Lo stemma, così come è stato scolpito, corrisponde alla descrizione degli atti, che il D’Amato riporta nel capitolo dedicato al Sedile di Catanzaro: “ter monti, il di mezzo più alto, sopra il destro una civetta, sopra il sinistro un leone; il vano dello scudo è ceruleo,  tagliato da una sbarra in mezzo, sopra la quale vi sta una stella”. L’edificio, a corte centrale, è posto tra la settecentesca chiesa di S. Anna e il cinquecentesco palazzo della Famiglia Marincola Tizzano da cui è separato da uno strettissimo vicolo sormontato da viadotti settecenteschi; il prospetto principale segue il tracciato dell’antica strada e mostra nell’angolo di curvatura con la strada una caduta d’intonaco dalla quale è possibile vedere parte del sistema costruttivo. Le fondazioni di molti edifici della zona poggiano, infatti, direttamente sulla roccia e non a caso il quartiere di S. Giovanni veniva denominato dagli anziani la “parrera”, termine che, se da una parte indica la roccia calcarea più comunemente conosciuta come “tufo”, dall’altra, derivando da un termine francese, vuole indicare più propriamente la cava di tufo o di altra pietra. Nella tradizione locale, quando la roccia affiora dai muri perimetrali degli edifici, viene indicata come “parrera”. Questa condizione naturale, comune ad altri centri calabresi e non, ha causato non pochi problemi alle maestranze nel momento in cui procedevano alla realizzazione degli scavi di fondazione; non è raro vedere, come in questo caso, o nella vicina chiesa di S. Omobono e nel limitrofo palazzo Ferrari – De Riso, ambienti con pareti interamente scavate nel tufo o muri perimetrali, costruiti sulla roccia viva e quindi privi di fondazione. Il prospetto principale non presenta alcun accento formale se non nel semplice portale in muratura sormontato da un balcone del piano nobile chiuso da finestrelle squadrate del sottotetto concluse da un cornicione in stucco a guscio.

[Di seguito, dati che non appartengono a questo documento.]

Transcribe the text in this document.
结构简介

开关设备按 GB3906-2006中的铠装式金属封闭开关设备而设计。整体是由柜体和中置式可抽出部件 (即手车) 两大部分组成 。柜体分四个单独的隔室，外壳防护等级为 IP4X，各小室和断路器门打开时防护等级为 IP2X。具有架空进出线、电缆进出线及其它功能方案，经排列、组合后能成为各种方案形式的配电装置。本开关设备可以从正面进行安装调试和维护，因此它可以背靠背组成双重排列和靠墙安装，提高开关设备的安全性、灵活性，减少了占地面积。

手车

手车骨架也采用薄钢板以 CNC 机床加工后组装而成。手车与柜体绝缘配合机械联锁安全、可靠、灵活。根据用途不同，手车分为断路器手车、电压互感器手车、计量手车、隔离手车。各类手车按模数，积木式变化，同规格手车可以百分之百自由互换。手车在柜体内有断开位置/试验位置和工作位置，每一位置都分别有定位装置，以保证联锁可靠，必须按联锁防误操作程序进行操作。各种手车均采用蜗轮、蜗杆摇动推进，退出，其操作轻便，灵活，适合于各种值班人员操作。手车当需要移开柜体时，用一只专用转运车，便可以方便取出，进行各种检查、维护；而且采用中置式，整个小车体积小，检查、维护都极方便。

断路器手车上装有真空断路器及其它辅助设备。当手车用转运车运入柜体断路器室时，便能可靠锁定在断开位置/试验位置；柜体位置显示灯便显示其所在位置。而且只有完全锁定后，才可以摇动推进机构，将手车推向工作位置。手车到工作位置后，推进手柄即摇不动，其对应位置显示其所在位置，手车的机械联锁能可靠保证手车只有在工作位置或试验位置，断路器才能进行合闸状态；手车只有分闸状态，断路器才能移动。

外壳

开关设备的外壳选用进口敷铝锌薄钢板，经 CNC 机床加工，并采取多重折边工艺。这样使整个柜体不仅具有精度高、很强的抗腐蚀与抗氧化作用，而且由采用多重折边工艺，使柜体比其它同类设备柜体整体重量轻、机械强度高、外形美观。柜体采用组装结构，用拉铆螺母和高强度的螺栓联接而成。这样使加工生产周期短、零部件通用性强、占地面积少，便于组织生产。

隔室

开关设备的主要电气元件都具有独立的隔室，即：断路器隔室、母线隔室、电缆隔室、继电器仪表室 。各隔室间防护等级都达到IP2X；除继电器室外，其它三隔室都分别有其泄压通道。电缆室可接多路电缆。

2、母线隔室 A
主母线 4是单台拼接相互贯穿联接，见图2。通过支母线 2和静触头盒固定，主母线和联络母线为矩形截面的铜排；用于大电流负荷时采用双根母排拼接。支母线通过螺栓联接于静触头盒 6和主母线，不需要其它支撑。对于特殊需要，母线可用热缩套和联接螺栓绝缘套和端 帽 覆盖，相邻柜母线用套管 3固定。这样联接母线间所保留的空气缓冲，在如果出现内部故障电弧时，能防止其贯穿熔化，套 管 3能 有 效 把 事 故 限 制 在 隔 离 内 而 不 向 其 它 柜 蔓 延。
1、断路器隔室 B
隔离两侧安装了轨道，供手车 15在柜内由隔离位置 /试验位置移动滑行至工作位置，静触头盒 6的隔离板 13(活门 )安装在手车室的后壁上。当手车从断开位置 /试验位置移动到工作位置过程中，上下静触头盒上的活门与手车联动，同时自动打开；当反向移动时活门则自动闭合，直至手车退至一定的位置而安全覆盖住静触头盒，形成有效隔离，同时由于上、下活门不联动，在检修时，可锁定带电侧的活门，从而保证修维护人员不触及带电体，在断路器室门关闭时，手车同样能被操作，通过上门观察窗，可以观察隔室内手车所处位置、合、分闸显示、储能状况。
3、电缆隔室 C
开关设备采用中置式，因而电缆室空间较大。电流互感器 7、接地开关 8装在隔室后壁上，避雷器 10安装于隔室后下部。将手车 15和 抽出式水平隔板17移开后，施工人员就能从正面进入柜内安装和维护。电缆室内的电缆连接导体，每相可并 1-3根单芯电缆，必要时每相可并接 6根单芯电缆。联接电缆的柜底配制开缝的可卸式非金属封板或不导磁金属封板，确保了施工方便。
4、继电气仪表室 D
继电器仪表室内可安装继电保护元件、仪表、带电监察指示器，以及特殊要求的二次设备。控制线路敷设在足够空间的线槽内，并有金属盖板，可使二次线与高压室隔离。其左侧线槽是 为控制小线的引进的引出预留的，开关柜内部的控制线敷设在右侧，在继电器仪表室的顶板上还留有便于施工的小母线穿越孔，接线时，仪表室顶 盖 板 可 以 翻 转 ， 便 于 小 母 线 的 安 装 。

Deve il suo attuale aspetto lineare, probabilmente come testimoniano alcuni tiranti, ad un rifacimento settecentesco risultato di possibili danni subiti dal manufatto in seguito al terremoto del 1744 anno in cui sappiamo, come riportato nel Diario di Mojo e Susanna, che: «a dì 24 del mese di marzo 1744 giorno di Pasca…si scosse con tanta furia la terra…il danno che ha fatto questa sì fiera scossa è incredibile perché le case che cascarono affatto sono state tre, li palazzi ed il rimanente delle case sono così aperte che non sono capaci di abitarci per molto tempo». L’edificio, al contrario, si caratterizza per la corte interna alla quale si accede dal portale e da un androne, di piccole dimensioni, un tempo coperto da una controsoffittatura ad incannucciato. La corte, di non ampie dimensioni, è dominata dalla seicentesca loggia della scalinata che rispecchia a pieno una produzione architettonica legata al gusto napoletano di moduli barocchi della prima metà del seicento.

L’intera struttura, legata al resto della corte da un andamento curvilineo, è costituita da un sistema di volte a botte e a crociera decorate da stucchi modanati e da una pavimentazione, sulle rampe e sui pianerottoli, in pietra verde di Gimigliano. Tale modello, ripreso dai ben più noti esempi napoletani e che furono riacquisiti nel settecento dal Sanfelice, oltre alla sfera rappresentativa ebbe anche la funzione di filtro fra la  corte e il giardino retrostante che, nel caso in oggetto, è ancora esistente. La corte conserva ancora tracce dell’antica pavimentazione ed in particolare la cisterna per l'acqua, che serviva sia da fontana che da lavatoio, costruita nel 1632, come si evince dalla data scolpita sulla stessa. In questo periodo l’intera struttura, fu arricchita anche da un sistema di approvvigionamento idrico, caratteristico e comune a molti dei palazzi nobiliari catanzaresi.